The Chinese government was forced to suspend a copper refinery project in southwest China following large-scale protests by residents who have claimed that the state-planned venture would harm the environment and affect the health of locals.
Thousands of residents of Shifang town in China’s southwestern Sichuan province-- a major industrial province in China known to be rich in mineral resources -- poured onto the streets over the last few days, clashing with anti-riot police, storming a government office and damaging police vehicles.
The protests in Sichuan were a reminder of public defiance shown by residents of south China’s Wukan village last year when thousands came out into the streets to protest against corruption and land-grabbing by government officials.
The state-run media on Tuesday reported on the Sichuan violence, saying thousands took to the streets in protest against the media.
"Some people gathered outside the government building and began to throw bricks and water bottles at the building, government workers and police officers from 1:30 pm, resulting in some injuries to police officers," Global Times reported the local government as saying on its official Sina Weibo account on Monday evening.
"About half an hour later, armed police started to disperse the crowd with tear gas. Thirteen protesters were injured and were sent to the hospital in a timely fashion," it said.

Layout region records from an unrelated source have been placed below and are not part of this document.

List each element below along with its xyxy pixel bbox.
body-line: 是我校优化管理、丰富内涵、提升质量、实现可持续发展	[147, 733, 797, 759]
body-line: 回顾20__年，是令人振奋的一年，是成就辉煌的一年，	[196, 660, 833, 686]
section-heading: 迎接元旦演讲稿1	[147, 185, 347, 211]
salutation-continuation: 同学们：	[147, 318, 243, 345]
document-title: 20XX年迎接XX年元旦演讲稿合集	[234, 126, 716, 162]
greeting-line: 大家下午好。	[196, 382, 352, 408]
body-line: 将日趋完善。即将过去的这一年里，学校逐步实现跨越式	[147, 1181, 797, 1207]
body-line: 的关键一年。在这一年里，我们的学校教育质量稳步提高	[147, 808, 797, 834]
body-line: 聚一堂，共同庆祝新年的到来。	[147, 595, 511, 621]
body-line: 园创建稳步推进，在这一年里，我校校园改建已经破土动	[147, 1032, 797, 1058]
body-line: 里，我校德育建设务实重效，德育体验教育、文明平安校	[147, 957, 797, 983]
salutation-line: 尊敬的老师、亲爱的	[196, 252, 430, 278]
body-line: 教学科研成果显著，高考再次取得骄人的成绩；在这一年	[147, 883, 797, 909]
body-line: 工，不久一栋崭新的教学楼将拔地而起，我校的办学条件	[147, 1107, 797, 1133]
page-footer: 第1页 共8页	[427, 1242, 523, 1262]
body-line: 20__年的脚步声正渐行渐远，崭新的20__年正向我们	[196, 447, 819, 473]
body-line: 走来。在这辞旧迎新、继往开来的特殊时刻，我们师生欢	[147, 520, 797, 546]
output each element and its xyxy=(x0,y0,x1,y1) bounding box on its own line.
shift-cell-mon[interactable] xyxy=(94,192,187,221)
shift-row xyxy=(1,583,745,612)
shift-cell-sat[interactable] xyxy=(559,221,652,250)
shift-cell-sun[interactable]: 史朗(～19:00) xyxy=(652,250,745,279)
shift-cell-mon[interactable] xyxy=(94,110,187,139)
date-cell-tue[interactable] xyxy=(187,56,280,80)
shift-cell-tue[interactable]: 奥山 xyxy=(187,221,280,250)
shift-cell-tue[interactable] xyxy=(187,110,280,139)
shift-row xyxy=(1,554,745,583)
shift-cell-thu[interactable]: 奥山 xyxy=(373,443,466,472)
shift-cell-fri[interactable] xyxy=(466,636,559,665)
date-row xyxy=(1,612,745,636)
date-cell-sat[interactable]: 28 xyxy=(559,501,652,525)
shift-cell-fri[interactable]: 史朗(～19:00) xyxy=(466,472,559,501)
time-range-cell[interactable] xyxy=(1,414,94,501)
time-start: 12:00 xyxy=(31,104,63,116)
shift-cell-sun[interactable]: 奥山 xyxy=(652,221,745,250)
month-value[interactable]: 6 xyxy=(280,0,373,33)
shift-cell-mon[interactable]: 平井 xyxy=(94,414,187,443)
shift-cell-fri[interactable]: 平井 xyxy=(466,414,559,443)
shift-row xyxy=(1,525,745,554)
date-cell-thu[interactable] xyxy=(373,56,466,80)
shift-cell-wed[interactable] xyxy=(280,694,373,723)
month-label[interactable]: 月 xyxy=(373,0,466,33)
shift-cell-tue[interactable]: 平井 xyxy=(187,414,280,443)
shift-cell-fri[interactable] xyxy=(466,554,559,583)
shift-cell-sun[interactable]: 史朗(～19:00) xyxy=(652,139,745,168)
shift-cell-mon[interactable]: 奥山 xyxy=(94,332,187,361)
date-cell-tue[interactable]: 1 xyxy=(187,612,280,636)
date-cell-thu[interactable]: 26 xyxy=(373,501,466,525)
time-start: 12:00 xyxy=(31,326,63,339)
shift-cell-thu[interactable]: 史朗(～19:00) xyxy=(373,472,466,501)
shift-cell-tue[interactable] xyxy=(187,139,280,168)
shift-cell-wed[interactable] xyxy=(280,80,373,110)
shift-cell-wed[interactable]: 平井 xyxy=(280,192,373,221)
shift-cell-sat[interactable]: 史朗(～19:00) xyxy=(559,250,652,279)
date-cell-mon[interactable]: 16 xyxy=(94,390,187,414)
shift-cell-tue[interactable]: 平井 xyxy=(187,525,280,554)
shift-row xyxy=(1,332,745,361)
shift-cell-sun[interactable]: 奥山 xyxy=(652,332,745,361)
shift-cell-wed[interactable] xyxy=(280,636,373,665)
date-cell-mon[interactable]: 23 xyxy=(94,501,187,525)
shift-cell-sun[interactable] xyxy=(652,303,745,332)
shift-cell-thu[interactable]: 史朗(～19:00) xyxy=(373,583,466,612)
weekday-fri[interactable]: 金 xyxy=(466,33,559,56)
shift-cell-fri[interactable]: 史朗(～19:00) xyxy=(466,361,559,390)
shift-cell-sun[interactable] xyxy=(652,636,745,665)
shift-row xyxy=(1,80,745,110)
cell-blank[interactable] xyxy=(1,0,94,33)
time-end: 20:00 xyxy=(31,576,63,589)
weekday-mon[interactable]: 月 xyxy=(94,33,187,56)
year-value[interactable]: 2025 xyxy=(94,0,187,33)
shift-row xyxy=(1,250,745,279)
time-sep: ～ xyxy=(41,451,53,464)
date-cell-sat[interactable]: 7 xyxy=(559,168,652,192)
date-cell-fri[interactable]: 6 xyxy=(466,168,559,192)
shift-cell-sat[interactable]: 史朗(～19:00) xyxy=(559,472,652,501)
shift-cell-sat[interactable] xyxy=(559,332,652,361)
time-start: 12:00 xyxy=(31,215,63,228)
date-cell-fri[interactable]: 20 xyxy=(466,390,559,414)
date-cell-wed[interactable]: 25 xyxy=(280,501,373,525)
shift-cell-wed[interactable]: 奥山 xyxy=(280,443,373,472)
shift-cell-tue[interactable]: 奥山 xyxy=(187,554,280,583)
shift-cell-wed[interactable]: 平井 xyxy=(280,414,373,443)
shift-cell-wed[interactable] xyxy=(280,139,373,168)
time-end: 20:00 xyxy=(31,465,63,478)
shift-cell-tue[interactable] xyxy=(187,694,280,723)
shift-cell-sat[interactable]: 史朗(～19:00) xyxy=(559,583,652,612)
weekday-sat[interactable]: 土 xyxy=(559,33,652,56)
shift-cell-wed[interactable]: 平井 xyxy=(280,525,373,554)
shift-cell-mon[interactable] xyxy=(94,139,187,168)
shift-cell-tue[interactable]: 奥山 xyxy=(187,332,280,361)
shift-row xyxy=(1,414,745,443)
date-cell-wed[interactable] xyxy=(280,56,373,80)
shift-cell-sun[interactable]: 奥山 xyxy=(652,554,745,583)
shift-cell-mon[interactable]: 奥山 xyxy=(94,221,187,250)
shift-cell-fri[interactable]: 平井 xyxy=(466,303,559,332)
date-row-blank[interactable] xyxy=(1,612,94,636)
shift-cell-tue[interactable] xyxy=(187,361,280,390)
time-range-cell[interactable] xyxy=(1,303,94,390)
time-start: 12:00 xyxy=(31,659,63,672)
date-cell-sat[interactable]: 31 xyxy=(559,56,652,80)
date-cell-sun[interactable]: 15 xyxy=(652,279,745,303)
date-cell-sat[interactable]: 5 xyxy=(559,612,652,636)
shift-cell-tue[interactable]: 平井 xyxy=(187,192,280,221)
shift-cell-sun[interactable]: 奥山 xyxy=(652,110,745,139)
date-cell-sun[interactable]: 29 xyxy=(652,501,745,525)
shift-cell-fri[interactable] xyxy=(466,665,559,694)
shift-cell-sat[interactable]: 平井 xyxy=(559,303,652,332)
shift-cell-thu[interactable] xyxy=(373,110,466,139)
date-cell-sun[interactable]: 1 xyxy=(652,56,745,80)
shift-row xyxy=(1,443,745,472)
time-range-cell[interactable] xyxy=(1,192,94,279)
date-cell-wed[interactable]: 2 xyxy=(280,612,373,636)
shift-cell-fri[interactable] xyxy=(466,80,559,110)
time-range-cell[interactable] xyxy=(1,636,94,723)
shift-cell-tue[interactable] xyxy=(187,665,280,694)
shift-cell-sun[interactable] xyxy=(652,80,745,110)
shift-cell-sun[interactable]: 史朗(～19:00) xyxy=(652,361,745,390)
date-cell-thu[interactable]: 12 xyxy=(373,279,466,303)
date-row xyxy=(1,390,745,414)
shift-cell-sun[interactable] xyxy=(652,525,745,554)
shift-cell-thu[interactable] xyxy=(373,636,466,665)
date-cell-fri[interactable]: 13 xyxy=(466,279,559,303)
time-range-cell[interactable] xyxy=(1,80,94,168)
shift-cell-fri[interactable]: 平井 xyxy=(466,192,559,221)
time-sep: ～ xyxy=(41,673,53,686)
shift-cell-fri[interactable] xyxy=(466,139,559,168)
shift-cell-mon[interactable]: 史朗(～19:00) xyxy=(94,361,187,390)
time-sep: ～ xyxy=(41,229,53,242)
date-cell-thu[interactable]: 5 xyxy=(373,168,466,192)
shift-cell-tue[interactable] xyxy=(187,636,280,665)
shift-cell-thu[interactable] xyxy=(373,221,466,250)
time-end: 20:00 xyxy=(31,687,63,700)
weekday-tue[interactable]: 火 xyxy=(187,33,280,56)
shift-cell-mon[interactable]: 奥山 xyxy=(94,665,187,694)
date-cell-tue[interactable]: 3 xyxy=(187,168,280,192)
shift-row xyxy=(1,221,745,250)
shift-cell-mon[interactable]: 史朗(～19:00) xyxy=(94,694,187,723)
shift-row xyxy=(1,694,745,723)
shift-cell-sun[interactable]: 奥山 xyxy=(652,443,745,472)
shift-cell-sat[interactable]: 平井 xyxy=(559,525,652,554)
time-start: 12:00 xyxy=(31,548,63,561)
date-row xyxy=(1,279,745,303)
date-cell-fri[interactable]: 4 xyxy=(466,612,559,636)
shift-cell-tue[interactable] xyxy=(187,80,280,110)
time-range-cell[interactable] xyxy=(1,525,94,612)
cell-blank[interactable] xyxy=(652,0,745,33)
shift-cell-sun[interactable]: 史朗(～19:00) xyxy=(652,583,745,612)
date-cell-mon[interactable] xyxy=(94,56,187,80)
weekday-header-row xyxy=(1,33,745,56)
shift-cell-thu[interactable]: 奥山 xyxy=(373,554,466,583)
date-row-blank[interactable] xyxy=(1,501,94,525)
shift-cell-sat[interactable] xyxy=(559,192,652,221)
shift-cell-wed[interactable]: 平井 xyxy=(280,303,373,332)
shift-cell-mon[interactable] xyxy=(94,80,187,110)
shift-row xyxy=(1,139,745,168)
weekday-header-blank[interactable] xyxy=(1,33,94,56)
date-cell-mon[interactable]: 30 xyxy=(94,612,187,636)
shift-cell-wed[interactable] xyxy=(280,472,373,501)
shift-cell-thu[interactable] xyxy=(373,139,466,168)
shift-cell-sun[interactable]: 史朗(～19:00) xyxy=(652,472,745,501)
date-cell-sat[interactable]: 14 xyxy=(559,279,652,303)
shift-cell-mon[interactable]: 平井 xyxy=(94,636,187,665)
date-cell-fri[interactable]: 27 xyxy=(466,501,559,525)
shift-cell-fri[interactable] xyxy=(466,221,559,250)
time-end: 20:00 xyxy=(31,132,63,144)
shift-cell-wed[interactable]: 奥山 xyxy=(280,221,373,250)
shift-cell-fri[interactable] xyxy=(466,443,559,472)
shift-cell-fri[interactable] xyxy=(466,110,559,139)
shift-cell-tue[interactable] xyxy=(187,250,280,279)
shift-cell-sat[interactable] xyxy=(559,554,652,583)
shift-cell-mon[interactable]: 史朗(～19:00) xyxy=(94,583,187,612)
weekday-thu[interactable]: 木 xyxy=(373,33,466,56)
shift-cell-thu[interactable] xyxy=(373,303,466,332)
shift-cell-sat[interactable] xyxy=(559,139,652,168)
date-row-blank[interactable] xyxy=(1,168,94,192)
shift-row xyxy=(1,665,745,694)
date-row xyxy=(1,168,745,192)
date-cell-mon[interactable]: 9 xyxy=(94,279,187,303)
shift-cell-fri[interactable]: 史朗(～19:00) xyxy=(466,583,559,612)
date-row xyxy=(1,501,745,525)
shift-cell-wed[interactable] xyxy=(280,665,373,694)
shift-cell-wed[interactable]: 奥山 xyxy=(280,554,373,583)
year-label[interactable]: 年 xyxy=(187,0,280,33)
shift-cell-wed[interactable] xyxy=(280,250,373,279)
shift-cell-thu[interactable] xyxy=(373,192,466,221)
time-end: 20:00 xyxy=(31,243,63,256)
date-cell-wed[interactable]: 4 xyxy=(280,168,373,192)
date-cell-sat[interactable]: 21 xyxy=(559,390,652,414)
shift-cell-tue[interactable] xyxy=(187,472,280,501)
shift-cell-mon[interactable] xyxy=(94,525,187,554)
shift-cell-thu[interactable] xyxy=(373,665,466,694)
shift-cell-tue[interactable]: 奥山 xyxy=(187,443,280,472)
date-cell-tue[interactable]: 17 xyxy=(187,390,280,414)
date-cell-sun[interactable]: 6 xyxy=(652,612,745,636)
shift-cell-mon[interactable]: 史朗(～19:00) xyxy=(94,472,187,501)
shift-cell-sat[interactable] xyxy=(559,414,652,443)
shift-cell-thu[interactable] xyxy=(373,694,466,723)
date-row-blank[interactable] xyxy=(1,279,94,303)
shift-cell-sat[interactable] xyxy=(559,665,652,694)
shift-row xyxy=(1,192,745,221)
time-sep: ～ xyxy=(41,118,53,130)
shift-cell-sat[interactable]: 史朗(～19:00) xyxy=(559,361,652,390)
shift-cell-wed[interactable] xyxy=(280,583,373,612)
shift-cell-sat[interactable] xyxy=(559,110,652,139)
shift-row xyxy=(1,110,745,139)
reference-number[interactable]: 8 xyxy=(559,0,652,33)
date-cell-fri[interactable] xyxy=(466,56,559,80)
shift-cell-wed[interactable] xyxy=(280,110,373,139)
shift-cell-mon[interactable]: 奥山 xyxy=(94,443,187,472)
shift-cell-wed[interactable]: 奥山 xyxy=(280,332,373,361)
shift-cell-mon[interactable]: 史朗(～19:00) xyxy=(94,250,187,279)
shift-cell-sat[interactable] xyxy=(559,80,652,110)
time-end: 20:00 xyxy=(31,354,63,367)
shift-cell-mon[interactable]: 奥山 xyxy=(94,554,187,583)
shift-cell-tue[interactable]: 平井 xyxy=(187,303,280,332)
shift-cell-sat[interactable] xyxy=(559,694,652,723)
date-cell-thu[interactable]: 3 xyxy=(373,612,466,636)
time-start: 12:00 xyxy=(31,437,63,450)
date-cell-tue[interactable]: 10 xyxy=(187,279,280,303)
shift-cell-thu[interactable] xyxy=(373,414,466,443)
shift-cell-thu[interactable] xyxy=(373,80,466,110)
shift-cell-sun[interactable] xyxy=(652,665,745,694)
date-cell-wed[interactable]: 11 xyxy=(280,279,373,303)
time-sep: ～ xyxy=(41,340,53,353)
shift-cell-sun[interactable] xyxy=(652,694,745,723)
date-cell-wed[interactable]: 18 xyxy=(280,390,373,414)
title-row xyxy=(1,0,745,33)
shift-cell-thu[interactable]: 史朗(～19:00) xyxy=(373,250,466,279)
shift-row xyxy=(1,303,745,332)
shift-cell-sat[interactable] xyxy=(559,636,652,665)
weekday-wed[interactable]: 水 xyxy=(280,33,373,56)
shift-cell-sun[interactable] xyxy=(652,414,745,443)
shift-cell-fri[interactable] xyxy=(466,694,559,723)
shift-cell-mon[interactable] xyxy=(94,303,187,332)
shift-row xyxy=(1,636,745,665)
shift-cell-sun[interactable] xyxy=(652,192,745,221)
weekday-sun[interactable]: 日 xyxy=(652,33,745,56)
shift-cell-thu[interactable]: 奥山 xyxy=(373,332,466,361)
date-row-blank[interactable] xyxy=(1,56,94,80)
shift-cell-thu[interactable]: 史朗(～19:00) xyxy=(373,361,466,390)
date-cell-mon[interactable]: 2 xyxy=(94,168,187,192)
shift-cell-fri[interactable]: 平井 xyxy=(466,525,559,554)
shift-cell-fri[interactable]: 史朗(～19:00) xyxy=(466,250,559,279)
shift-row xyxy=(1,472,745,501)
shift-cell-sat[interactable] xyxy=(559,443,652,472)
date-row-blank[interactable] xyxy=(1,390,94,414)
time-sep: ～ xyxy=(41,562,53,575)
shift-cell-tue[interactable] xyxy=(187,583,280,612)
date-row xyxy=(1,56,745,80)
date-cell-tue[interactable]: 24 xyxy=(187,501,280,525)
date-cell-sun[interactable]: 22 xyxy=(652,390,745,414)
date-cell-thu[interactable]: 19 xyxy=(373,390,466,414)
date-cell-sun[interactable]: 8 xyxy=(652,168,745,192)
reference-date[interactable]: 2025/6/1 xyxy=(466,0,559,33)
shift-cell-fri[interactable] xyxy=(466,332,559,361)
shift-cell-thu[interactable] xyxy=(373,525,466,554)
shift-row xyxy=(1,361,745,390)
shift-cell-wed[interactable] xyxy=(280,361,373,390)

Reuters reported that pictures sent to it Tuesday “showed young people carrying red banners reading ‘get rid of the Hong da molybdenum plant, return beautiful new Shifang to me’. A second picture showed riot police surrounding a small group of protesters outside a post office”.
Since Sunday evening, according to state media, some local high school students and citizens began to gather outside the local government building to protest the construction of a molybdenum and copper refinery whose foundation had just been laid on Friday.
On Monday, the local government temporarily halted the project, but also threatened to punish the organisers of the protests, suggesting that some impressionable youths had been stirred up by "people with special purposes".
The local government said in a statement: “When you are poor you need to think about how to change. Getting left behind is as bad as being beaten up. We should not trust paper tigers. They are cruel and they only feed us protests. The Communist party is taking us down a road that everyone can benefit from.”